A Mexican newspaper in the border city of Juarez announced it was closing on Sunday following the violent death of a journalist, saying not one more of its reporters would pay a deadly price for their work.
Oscar Cantú Murguía, the owner of Norte newspaper in Juarez, said in a farewell address to readers that the "tragic" killing of journalist Miroslava Breach on March 23, other "deadly assaults" and the overall lack of security for journalists had made it too dangerous for the publication to continue working freely and safely.
Cantú said Sunday's paper would be the final print edition.
Breach, who was a correspondent for national newspaper La Jornada and also collaborated with Norte, was shot eight times outside her garage and died while she was being taken to the hospital, according to The Associated Press.
La Jornada said Breach was with one of her three children at the time of the attack.
Cantú said that throughout its 27 years, Norte was attacked and punished for exposing acts of corruption. But he said he "was not willing for any more" of his collaborators to pay the price of their lives for their work as journalists under his watch, nor to pay that price himself.

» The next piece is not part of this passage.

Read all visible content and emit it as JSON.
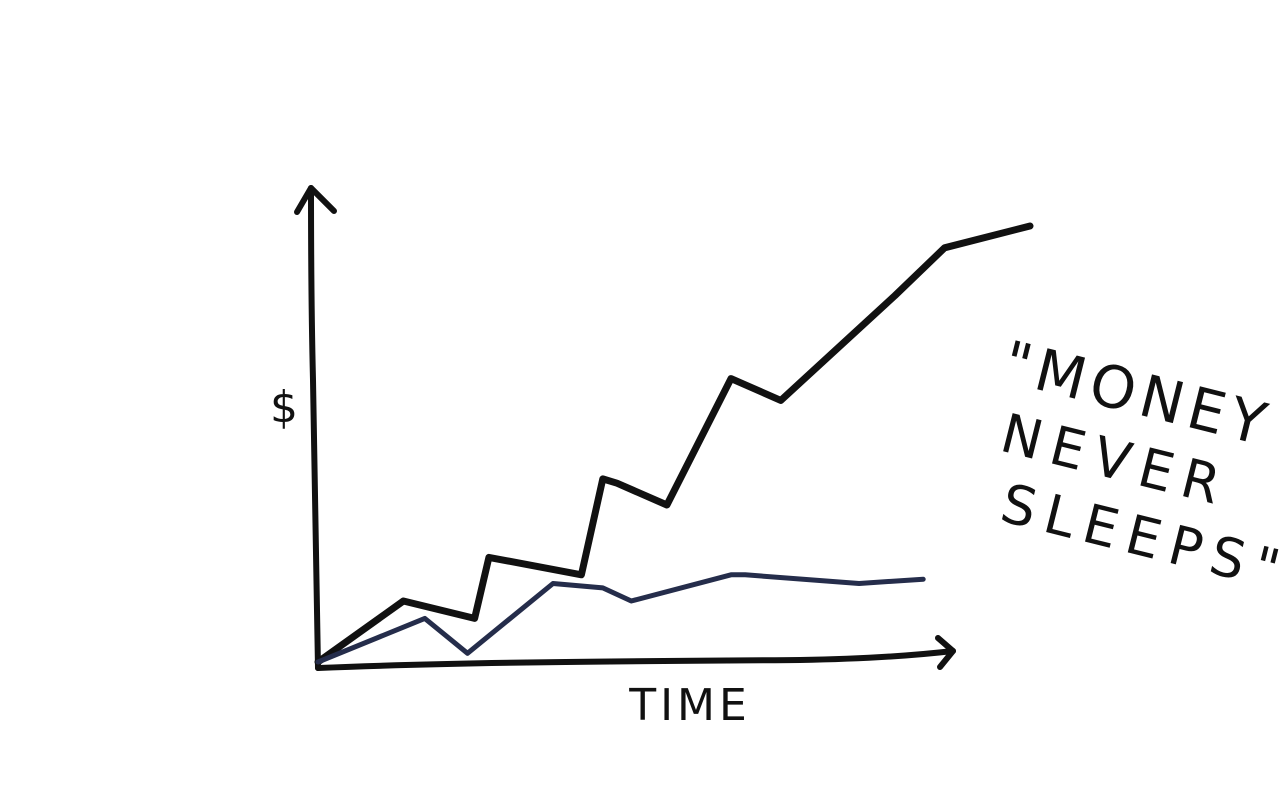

The Knight Center for Journalism in the Americas said at the time that Breach’s death was one of three in Mexico in March alone.
Cecilio Pineda Birto, director of the newspaper La Voz de Tierra Caliente, and journalist Ricardo Monlui Cabrera were also gunned down last month, according to the center.
And the Center to Protect Journalists (CPJ) called for a thorough investigation of the shooting of veteran journalist Armando Arrieta Granados.
Citing local reports, the CPJ said Arrieta, the editorial director of the Veracruz newspaper La Opinión, was shot as he returned home last week in the city of Poza Rica. He remains in serious condition, according to the center.
The CPJ has identified at least 38 journalists who have been killed in Mexico since 1992 with the motive confirmed to be related to their work.
Fifty more have been killed under circumstances in which the motive was unclear but it was possible they were killed because of their work.